Remainder of Season Should Be Clearer On Tuesday

September 16 – As a result of last Tuesday's tragic events in New York City and Washington D.C., the NFL canceled all 15 of its scheduled games for Week 2. But there is still some uncertainty as to how the NFL plans on playing out the rest of the season. Will the NFL cancel Week 2's games or will they attempt to play them during Wild-Card Weekend? Buccaneer Magazine sheds some light on the NFL's dilemma.

After the NFL postponed all 15 games in Week 2 last Thursday, they have since announced they will decide how to play out the remainder of the 2001 season sometime Tuesday afternoon.

There have been quite a few scenarios thrown around, but the NFL has narrowed their options to just two.

The NFL is more than likely going to play a 16-game season, which means they will play Week 2's games the weekend of Jan. 5-6, which was slated for wild-card games. The postseason would then begin the following weekend with a total of eight playoff teams instead of 12. There would only be one wild-card team from each conference instead of three.

The other option up for debate is to cancel all of Week 2's games (15). That would mean 30 teams would play 15 games this season while the San Diego Chargers play 16. If the NFL decides to go with this option, the 12-team playoff format will stay intact.

In the past, there have been two weeks in-between the conclusion of the Conference Championship games and the Super Bowl, but this year, there is only one week separating the two. Commissioner Paul Tagliabue said moving the Super Bowl back one week is not an option.

There are several reasons why Buccaneer Magazine feels the NFL is leaning toward playing a 16-game season and eliminating two wild-card teams from each conference in the playoffs.

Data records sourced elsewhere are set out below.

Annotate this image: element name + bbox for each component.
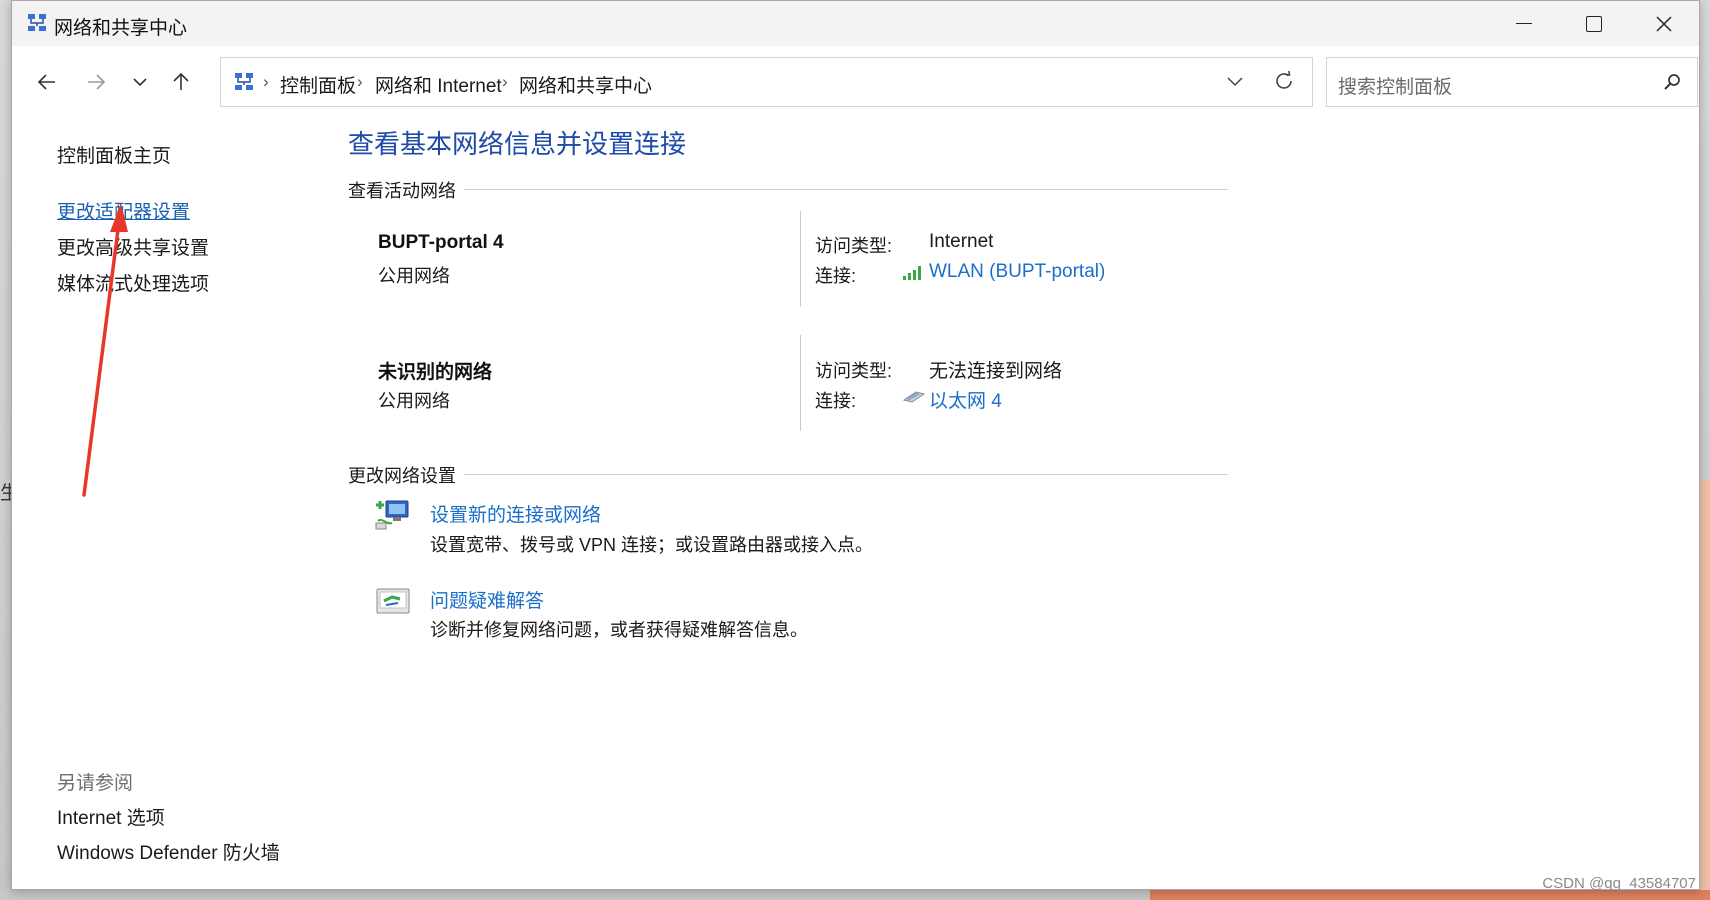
network-category: 公用网络 [378, 391, 450, 411]
access-type-value: Internet [929, 231, 994, 252]
breadcrumb-separator: › [263, 72, 269, 91]
see-also-title: 另请参阅 [57, 773, 134, 794]
breadcrumb-network-sharing-center[interactable]: 网络和共享中心 [519, 71, 652, 98]
breadcrumb-control-panel[interactable]: 控制面板 [280, 71, 356, 98]
control-panel-icon [235, 73, 253, 90]
connection-label: 连接: [815, 391, 857, 411]
new-connection-icon [375, 500, 409, 530]
section-divider [348, 189, 1228, 190]
sidebar-home-link[interactable]: 控制面板主页 [57, 141, 171, 168]
address-dropdown-icon[interactable] [1226, 72, 1244, 90]
control-panel-window: 网络和共享中心 › 控制面板 › 网络和 Internet › 网络和共享中心 [11, 0, 1700, 890]
sidebar-link-advanced-sharing[interactable]: 更改高级共享设置 [57, 233, 209, 260]
network-name: BUPT-portal 4 [378, 232, 504, 253]
arrow-left-icon [37, 74, 55, 90]
access-type-label: 访问类型: [815, 236, 893, 256]
recent-locations-button[interactable] [122, 64, 158, 100]
maximize-button[interactable] [1559, 1, 1629, 46]
minimize-button[interactable] [1489, 1, 1559, 46]
see-also-internet-options[interactable]: Internet 选项 [57, 803, 165, 830]
troubleshoot-desc: 诊断并修复网络问题，或者获得疑难解答信息。 [430, 620, 808, 640]
connection-label: 连接: [815, 266, 857, 286]
wifi-signal-icon [903, 266, 921, 280]
close-button[interactable] [1629, 1, 1699, 46]
network-divider [800, 211, 801, 307]
breadcrumb-network-internet[interactable]: 网络和 Internet [375, 71, 502, 98]
chevron-down-icon [133, 78, 147, 87]
troubleshoot-icon [376, 588, 410, 614]
network-center-icon [28, 14, 46, 31]
minimize-icon [1516, 22, 1532, 25]
sidebar-link-adapter-settings[interactable]: 更改适配器设置 [57, 197, 190, 224]
see-also-defender-firewall[interactable]: Windows Defender 防火墙 [57, 838, 280, 865]
sidebar-link-media-streaming[interactable]: 媒体流式处理选项 [57, 269, 209, 296]
wlan-connection-link[interactable]: WLAN (BUPT-portal) [929, 261, 1105, 283]
forward-button[interactable] [78, 64, 114, 100]
network-category: 公用网络 [378, 266, 450, 286]
ethernet-icon [902, 391, 926, 403]
breadcrumb-separator: › [502, 72, 508, 91]
access-type-label: 访问类型: [815, 361, 893, 381]
setup-new-connection-desc: 设置宽带、拨号或 VPN 连接；或设置路由器或接入点。 [430, 535, 874, 555]
breadcrumb-separator: › [357, 72, 363, 91]
access-type-value: 无法连接到网络 [929, 361, 1063, 382]
network-divider [800, 335, 801, 431]
watermark-text: CSDN @qq_43584707 [1542, 875, 1696, 892]
network-name: 未识别的网络 [378, 362, 493, 383]
close-icon [1656, 15, 1672, 32]
change-settings-title: 更改网络设置 [348, 462, 464, 488]
troubleshoot-link[interactable]: 问题疑难解答 [430, 586, 544, 613]
address-bar[interactable]: › 控制面板 › 网络和 Internet › 网络和共享中心 [220, 57, 1313, 107]
search-box[interactable]: 搜索控制面板 [1326, 57, 1698, 107]
search-input[interactable]: 搜索控制面板 [1338, 72, 1452, 99]
ethernet-connection-link[interactable]: 以太网 4 [929, 386, 1002, 413]
title-bar[interactable]: 网络和共享中心 [12, 1, 1699, 46]
arrow-up-icon [173, 72, 189, 90]
section-divider [348, 474, 1228, 475]
back-button[interactable] [29, 64, 65, 100]
page-title: 查看基本网络信息并设置连接 [348, 129, 687, 159]
active-networks-title: 查看活动网络 [348, 177, 464, 203]
refresh-icon[interactable] [1273, 70, 1295, 92]
setup-new-connection-link[interactable]: 设置新的连接或网络 [430, 500, 601, 527]
arrow-right-icon [88, 74, 106, 90]
window-title: 网络和共享中心 [54, 18, 188, 39]
up-button[interactable] [163, 64, 199, 100]
search-icon[interactable] [1663, 72, 1683, 92]
maximize-icon [1586, 15, 1602, 32]
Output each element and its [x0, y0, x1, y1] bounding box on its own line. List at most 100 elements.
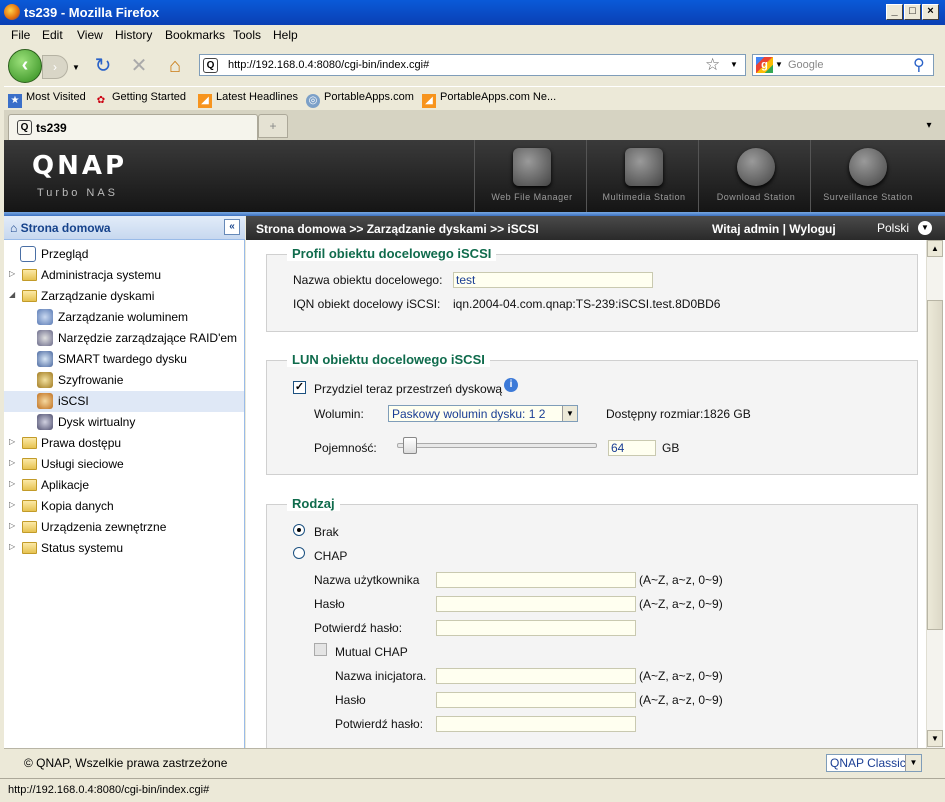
sidebar-title-label: Strona domowa [20, 221, 111, 235]
maximize-button[interactable]: □ [904, 4, 921, 20]
separator: | [782, 222, 786, 236]
scroll-down-icon[interactable]: ▼ [927, 730, 943, 747]
username-field[interactable] [436, 572, 636, 588]
multimedia-station-icon [625, 148, 663, 186]
search-engine-dropdown-icon[interactable]: ▼ [775, 60, 783, 69]
theme-select[interactable]: QNAP Classic ▼ [826, 754, 922, 772]
password-field[interactable] [436, 596, 636, 612]
collapse-arrow-icon[interactable]: ◢ [9, 290, 15, 299]
close-button[interactable]: × [922, 4, 939, 20]
site-favicon: Q [203, 58, 218, 73]
capacity-field[interactable]: 64 [608, 440, 656, 456]
bookmark-portableapps-news[interactable]: ◢ PortableApps.com Ne... [422, 91, 556, 108]
expand-arrow-icon[interactable]: ▷ [9, 458, 15, 467]
url-bar[interactable]: Q http://192.168.0.4:8080/cgi-bin/index.… [199, 54, 746, 76]
logout-link[interactable]: Wyloguj [789, 222, 835, 236]
volume-select[interactable]: Paskowy wolumin dysku: 1 2 ▼ [388, 405, 578, 422]
allocate-checkbox[interactable]: ✓ [293, 381, 306, 394]
search-icon[interactable]: ⚲ [913, 55, 925, 75]
sidebar-item-label: Aplikacje [41, 478, 90, 492]
sidebar-item-zarzadzanie-woluminem[interactable]: Zarządzanie woluminem [4, 307, 244, 328]
tab-ts239[interactable]: Q ts239 [8, 114, 258, 140]
tab-list-icon[interactable]: ▾ [919, 116, 939, 136]
target-name-field[interactable]: test [453, 272, 653, 288]
chevron-down-icon[interactable]: ▼ [905, 755, 921, 771]
lun-legend: LUN obiektu docelowego iSCSI [287, 352, 490, 367]
web-file-manager-link[interactable]: Web File Manager [474, 140, 588, 212]
scroll-up-icon[interactable]: ▲ [927, 240, 943, 257]
new-tab-button[interactable]: + [258, 114, 288, 138]
sidebar-item-iscsi[interactable]: iSCSI [4, 391, 244, 412]
mutual-password-field[interactable] [436, 692, 636, 708]
bookmark-star-icon[interactable]: ☆ [705, 55, 720, 75]
sidebar-item-zarzadzanie-dyskami[interactable]: ◢ Zarządzanie dyskami [4, 286, 244, 307]
minimize-button[interactable]: _ [886, 4, 903, 20]
url-text: http://192.168.0.4:8080/cgi-bin/index.cg… [228, 59, 430, 71]
capacity-slider-handle[interactable] [402, 437, 417, 454]
bookmark-portableapps[interactable]: ◎ PortableApps.com [306, 91, 414, 108]
menu-help[interactable]: Help [273, 28, 298, 42]
bookmark-most-visited[interactable]: ★ Most Visited [8, 91, 86, 108]
sidebar-item-przeglad[interactable]: Przegląd [4, 244, 244, 265]
menu-file[interactable]: File [11, 28, 30, 42]
sidebar-item-prawa-dostepu[interactable]: ▷ Prawa dostępu [4, 433, 244, 454]
reload-icon[interactable]: ↻ [92, 55, 114, 77]
auth-chap-radio[interactable] [293, 547, 305, 559]
chevron-down-icon[interactable]: ▼ [562, 406, 577, 421]
menu-view[interactable]: View [77, 28, 103, 42]
url-dropdown-icon[interactable]: ▼ [730, 60, 738, 69]
confirm-password-field[interactable] [436, 620, 636, 636]
window-title-bar[interactable]: ts239 - Mozilla Firefox _ □ × [0, 0, 945, 25]
sidebar-item-smart[interactable]: SMART twardego dysku [4, 349, 244, 370]
tab-label: ts239 [36, 121, 67, 135]
capacity-slider-track[interactable] [397, 437, 597, 454]
welcome-text: Witaj admin [712, 222, 780, 236]
download-station-link[interactable]: Download Station [698, 140, 812, 212]
bookmark-getting-started[interactable]: ✿ Getting Started [94, 91, 186, 108]
expand-arrow-icon[interactable]: ▷ [9, 500, 15, 509]
back-button[interactable]: ‹ [8, 49, 42, 83]
info-icon[interactable]: i [504, 378, 518, 392]
language-dropdown-icon[interactable]: ▼ [918, 221, 932, 235]
stop-icon[interactable]: ✕ [128, 55, 150, 77]
expand-arrow-icon[interactable]: ▷ [9, 542, 15, 551]
menu-tools[interactable]: Tools [233, 28, 261, 42]
auth-none-radio[interactable] [293, 524, 305, 536]
app-label: Multimedia Station [602, 192, 686, 202]
search-box[interactable]: g ▼ Google ⚲ [752, 54, 934, 76]
menu-history[interactable]: History [115, 28, 152, 42]
expand-arrow-icon[interactable]: ▷ [9, 269, 15, 278]
bookmark-latest-headlines[interactable]: ◢ Latest Headlines [198, 91, 298, 108]
menu-edit[interactable]: Edit [42, 28, 63, 42]
home-icon[interactable]: ⌂ [164, 55, 186, 77]
sidebar-title[interactable]: ⌂ Strona domowa [10, 221, 111, 235]
google-icon[interactable]: g [756, 57, 773, 73]
menu-bookmarks[interactable]: Bookmarks [165, 28, 225, 42]
language-label[interactable]: Polski [877, 221, 909, 235]
overview-icon [20, 246, 36, 262]
surveillance-station-link[interactable]: Surveillance Station [810, 140, 924, 212]
sidebar-item-raid[interactable]: Narzędzie zarządzające RAID'em [4, 328, 244, 349]
expand-arrow-icon[interactable]: ▷ [9, 521, 15, 530]
initiator-name-field[interactable] [436, 668, 636, 684]
sidebar-item-urzadzenia[interactable]: ▷ Urządzenia zewnętrzne [4, 517, 244, 538]
history-dropdown-icon[interactable]: ▼ [72, 63, 80, 72]
sidebar-item-dysk-wirtualny[interactable]: Dysk wirtualny [4, 412, 244, 433]
expand-arrow-icon[interactable]: ▷ [9, 479, 15, 488]
sidebar-item-administracja[interactable]: ▷ Administracja systemu [4, 265, 244, 286]
multimedia-station-link[interactable]: Multimedia Station [586, 140, 700, 212]
bookmark-label: Latest Headlines [216, 91, 298, 103]
mutual-chap-checkbox[interactable] [314, 643, 327, 656]
sidebar-item-szyfrowanie[interactable]: Szyfrowanie [4, 370, 244, 391]
forward-button[interactable]: › [42, 55, 68, 79]
menu-bar: File Edit View History Bookmarks Tools H… [0, 25, 945, 45]
sidebar-item-kopia-danych[interactable]: ▷ Kopia danych [4, 496, 244, 517]
collapse-sidebar-icon[interactable]: « [224, 219, 240, 235]
sidebar-item-uslugi-sieciowe[interactable]: ▷ Usługi sieciowe [4, 454, 244, 475]
sidebar-item-aplikacje[interactable]: ▷ Aplikacje [4, 475, 244, 496]
content-scrollbar[interactable]: ▲ ▼ [926, 240, 943, 748]
scroll-thumb[interactable] [927, 300, 943, 630]
sidebar-item-status-systemu[interactable]: ▷ Status systemu [4, 538, 244, 559]
expand-arrow-icon[interactable]: ▷ [9, 437, 15, 446]
mutual-confirm-field[interactable] [436, 716, 636, 732]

The most obvious reason comes from looking back at past year's NFL playoff brackets. The only wild-card team that has won the Super Bowl was last year's champions-the Baltimore Ravens. But even though the Ravens won the Super Bowl, they were the highest seeded wild-card team and had a home game in the playoffs. Last season, all four of the lowest seeded playoff teams were eliminated in the wild-card round.

The last time a fifth- or sixth-seeded team reached a conference championship game was when Jacksonville defeated Buffalo and Denver to reach the AFC Championship Game in 1997 (1996 season). The Jaguars, however, lost to the Patriots in that game.

Another positive of playing Week 2's games in the weekend of Jan. 5-6 would be the fact that the NFL players would be able to collect one more game check. One game check might not be that big of a deal for some of the higher paid players, but it could be very important for players who are earning near the league minimum.

How will all of this affect the Buccaneers? It all depends on the NFL's decision on Tuesday.

If the NFL plays a 16-game season and eliminates three wild-card teams, then a record of 9-7 or maybe even 10-6 will not be good enough to get a team in the playoffs. In this scenario, the pressure to win the NFC Central Division will be doubled.

In this scenario, the Buccaneers would have their home opener on Oct. 7 against the Green Bay Packers and would finish the regular season with three-straight home games against the Saints, Ravens (Saturday night) and Eagles.

The second scenario would eliminate the much-anticipated Bucs-Eagles game from occurring in the regular season, but would leave two more spots for the Buccaneers to secure in the playoffs.

Under head coach Tony Dungy, the Buccaneers are 0-3 on the road in the playoffs. However, Tampa Bay is 2-0 at home in the postseason. Winning their division and earning home field advantage were two of the Buccaneers' goals this season, but with two less playoff spots in each conference and the playoff bye week eliminated, home field advantage throughout the playoffs might turn into a necessity.